Dysfunction of X-linked inhibitor of apoptosis protein (XIAP) triggers neuropathological processes via altered p53 activity in Huntington’s disease

• Published in: Progress in neurobiology Vol. 204; p. 102110
• Main Authors: Hyeon, Seung Jae, Park, Jinyoung, Yoo, Junsang, Kim, Su-Hyun, Hwang, Yu Jin, Kim, Seung-Chan, Liu, Tian, Shim, Hyun Soo, Kim, Yunha, Cho, Yakdol, Woo, Jiwan, Kim, Key-Sun, Myers, Richard H., Ryu, Hannah L., Kowall, Neil W., Song, Eun Joo, Hwang, Eun Mi, Seo, Hyemyung, Lee, Junghee, Ryu, Hoon
• Format: Journal Article
• Language: English
• Published: England Elsevier Ltd 01.09.2021
• Subjects: Animals; Corpus Striatum; Disease Models, Animal; Humans; Huntington Disease; Huntington’s disease; Mice; Mice, Transgenic; Mitochondria; Neurodegeneration; p53; Tumor Suppressor Protein p53 - genetics; X-Linked Inhibitor of Apoptosis Protein - genetics; XIAP; XIAP; Mitochondria; Huntington’s disease; Neurodegeneration; p53
• ISSN: 0301-0082; 1873-5118; 1873-5118
• DOI: 10.1016/j.pneurobio.2021.102110

[Display omitted] •This study found a new molecular mechanism that XIAP directly interacts with p53 and modulates p53 stability in medium spiny neuons.•XIAP modulates the turnover of p53 via autophagy pathway.•XIAP dysfunction leads to abnormal increase of p53 activity, mitochondrial dysfunction, and striatal neuron damage in HD.•XIAP-p53 pathway can be a novel pathological marker and a therapeutic target in the pathogenesis of HD. Mitochondrial dysfunction is associated with neuronal damage in Huntington’s disease (HD), but the precise mechanism of mitochondria-dependent pathogenesis is not understood yet. Herein, we found that colocalization of XIAP and p53 was prominent in the cytosolic compartments of normal subjects but reduced in HD patients and HD transgenic animal models.
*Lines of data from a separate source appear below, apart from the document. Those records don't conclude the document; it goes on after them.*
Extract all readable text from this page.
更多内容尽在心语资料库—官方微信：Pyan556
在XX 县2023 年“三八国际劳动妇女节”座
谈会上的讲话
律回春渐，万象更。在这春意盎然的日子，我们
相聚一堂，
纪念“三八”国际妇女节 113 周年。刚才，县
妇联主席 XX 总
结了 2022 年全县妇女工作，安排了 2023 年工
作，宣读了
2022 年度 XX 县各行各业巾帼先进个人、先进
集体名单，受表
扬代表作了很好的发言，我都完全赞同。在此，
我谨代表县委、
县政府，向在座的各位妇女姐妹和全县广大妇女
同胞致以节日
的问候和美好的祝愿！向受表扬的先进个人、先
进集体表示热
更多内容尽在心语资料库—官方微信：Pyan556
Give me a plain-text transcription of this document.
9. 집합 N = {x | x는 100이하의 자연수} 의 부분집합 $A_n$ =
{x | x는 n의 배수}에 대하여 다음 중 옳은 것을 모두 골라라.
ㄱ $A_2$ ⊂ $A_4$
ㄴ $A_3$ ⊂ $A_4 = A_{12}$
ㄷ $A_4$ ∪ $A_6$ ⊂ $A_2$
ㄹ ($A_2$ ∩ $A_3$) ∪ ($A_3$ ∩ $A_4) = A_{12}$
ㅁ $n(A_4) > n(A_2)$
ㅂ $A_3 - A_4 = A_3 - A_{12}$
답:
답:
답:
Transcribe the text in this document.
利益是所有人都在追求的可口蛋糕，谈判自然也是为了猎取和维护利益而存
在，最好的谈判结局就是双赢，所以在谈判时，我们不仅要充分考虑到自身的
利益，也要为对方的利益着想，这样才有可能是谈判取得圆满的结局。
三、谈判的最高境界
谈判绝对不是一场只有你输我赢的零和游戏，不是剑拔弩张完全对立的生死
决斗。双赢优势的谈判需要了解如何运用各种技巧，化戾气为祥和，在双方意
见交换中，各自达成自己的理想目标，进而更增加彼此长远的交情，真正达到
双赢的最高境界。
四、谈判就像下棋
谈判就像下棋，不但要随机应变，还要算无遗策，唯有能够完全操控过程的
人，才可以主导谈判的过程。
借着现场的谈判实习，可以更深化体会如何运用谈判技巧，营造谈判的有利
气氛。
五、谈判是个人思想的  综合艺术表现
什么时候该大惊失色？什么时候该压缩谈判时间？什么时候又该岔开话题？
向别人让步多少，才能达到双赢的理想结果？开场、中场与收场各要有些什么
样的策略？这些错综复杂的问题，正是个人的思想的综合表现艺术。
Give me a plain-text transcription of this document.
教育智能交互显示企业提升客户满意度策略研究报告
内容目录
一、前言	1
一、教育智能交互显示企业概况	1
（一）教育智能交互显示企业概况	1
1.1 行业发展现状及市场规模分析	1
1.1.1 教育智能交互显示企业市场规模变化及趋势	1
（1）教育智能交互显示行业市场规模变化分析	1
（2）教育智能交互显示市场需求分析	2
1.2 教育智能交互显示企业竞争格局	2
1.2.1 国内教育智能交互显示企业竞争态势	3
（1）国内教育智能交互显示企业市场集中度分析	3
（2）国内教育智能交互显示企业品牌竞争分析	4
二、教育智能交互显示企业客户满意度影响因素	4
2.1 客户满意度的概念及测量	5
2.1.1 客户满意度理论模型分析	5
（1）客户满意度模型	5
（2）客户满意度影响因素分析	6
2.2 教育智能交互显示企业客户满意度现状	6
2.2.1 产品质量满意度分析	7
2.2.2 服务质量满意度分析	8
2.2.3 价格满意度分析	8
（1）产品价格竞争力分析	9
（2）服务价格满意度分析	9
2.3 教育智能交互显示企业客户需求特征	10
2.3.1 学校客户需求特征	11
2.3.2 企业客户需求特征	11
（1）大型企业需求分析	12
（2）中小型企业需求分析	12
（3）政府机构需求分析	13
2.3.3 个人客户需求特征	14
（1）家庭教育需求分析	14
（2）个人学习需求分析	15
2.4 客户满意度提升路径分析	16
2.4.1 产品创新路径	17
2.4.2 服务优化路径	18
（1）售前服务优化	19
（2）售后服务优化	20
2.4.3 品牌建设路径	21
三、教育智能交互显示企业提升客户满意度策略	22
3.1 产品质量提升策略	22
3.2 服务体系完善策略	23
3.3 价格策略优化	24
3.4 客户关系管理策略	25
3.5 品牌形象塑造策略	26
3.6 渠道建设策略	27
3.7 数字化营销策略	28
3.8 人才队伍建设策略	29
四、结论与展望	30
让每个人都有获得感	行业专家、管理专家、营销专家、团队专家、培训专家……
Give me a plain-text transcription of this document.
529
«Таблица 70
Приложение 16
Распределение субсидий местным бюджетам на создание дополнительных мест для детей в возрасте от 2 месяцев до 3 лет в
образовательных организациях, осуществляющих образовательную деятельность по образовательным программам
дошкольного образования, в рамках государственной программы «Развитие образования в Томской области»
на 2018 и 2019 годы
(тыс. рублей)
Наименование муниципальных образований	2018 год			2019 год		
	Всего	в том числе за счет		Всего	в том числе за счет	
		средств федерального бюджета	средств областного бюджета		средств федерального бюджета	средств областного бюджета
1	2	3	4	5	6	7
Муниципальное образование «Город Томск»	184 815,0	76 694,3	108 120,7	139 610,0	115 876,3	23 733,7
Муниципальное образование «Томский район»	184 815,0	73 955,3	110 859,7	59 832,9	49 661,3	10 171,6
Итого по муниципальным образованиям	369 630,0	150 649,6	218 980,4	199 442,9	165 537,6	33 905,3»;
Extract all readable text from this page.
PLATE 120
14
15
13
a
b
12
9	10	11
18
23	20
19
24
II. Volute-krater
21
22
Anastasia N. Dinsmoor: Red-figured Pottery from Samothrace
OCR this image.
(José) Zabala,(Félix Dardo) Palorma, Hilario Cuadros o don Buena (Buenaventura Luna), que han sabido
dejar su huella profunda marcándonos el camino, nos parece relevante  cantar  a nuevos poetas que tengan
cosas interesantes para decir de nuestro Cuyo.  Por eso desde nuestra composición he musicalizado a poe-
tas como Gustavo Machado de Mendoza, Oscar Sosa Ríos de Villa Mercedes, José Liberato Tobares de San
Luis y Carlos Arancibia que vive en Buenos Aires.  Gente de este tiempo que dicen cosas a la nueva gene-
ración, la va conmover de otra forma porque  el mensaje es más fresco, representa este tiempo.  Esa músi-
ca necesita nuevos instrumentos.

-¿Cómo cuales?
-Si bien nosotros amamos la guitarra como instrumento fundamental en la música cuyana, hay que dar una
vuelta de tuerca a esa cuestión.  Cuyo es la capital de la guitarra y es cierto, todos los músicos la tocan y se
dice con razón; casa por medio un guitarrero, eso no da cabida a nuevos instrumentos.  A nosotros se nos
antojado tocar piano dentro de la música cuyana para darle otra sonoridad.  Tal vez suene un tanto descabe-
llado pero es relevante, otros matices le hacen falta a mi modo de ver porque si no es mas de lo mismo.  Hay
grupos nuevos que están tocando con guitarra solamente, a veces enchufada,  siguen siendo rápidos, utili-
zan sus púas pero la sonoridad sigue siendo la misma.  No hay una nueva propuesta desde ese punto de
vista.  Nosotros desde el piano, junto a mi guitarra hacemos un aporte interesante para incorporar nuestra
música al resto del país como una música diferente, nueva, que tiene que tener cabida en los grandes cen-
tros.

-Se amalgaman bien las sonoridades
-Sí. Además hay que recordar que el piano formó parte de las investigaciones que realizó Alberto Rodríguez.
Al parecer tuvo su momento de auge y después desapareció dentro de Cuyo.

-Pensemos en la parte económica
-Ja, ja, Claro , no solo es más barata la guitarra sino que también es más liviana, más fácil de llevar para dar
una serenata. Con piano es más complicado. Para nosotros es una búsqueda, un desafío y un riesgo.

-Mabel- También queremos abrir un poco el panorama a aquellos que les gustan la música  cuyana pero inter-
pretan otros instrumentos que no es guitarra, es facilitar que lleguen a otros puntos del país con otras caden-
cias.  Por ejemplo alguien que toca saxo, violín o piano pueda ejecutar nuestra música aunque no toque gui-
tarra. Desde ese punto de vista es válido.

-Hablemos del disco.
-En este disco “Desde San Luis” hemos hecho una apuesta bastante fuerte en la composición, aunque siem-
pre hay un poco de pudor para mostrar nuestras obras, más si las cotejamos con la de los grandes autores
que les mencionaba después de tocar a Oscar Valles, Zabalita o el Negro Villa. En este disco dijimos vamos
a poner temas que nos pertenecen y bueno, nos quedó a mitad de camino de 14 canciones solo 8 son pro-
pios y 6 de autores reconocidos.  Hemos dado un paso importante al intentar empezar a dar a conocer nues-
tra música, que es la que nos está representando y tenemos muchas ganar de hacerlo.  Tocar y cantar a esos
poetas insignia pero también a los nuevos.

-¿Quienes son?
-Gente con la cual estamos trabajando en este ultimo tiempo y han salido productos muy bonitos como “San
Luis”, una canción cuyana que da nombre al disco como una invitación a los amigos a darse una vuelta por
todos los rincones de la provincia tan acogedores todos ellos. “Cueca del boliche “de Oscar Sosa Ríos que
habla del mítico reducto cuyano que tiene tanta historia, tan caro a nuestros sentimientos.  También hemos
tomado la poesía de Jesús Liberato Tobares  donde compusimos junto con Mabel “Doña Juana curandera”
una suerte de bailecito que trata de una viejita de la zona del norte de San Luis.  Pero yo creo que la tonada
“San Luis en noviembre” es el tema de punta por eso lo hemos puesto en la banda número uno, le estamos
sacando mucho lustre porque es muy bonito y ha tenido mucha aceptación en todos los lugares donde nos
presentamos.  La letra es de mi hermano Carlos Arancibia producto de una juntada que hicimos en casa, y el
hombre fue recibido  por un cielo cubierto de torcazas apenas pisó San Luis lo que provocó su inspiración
Overexpression of mutant Huntingtin (mHTT) reduced XIAP levels and elevated mitochondrial localization of p53 in striatal cells in vitro and in vivo. Interestingly, XIAP interacted directly with the C-terminal domain of p53 and decreased its stability via autophagy. Overexpression of XIAP prevented mitochondrially targeted-p53 (Mito-p53)-induced mitochondrial oxidative stress and striatal cell death, whereas, knockdown of XIAP exacerbated Mito-p53-induced neuronal damage in vitro. In vivo transduction of AAV-shRNA XIAP in the dorsal striatum induced rapid onset of disease and reduced the lifespan of HD transgenic (N171-82Q) mice compared to WT littermate mice. XIAP dysfunction led to ultrastructural changes of the mitochondrial cristae and nucleus morphology in striatal cells. Knockdown of XIAP exacerbated neuropathology and motor dysfunctions in N171-82Q mice. In contrast, XIAP overexpression improved neuropathology and motor behaviors in both AAV-mHTT-transduced mice and N171-82Q mice. Our data provides a molecular and pathological mechanism that deregulation of XIAP triggers mitochondria dysfunction and other neuropathological processes via the neurotoxic effect of p53 in HD. Together, the XIAP-p53 pathway is a novel pathological marker and can be a therapeutic target for improving the symptoms in HD.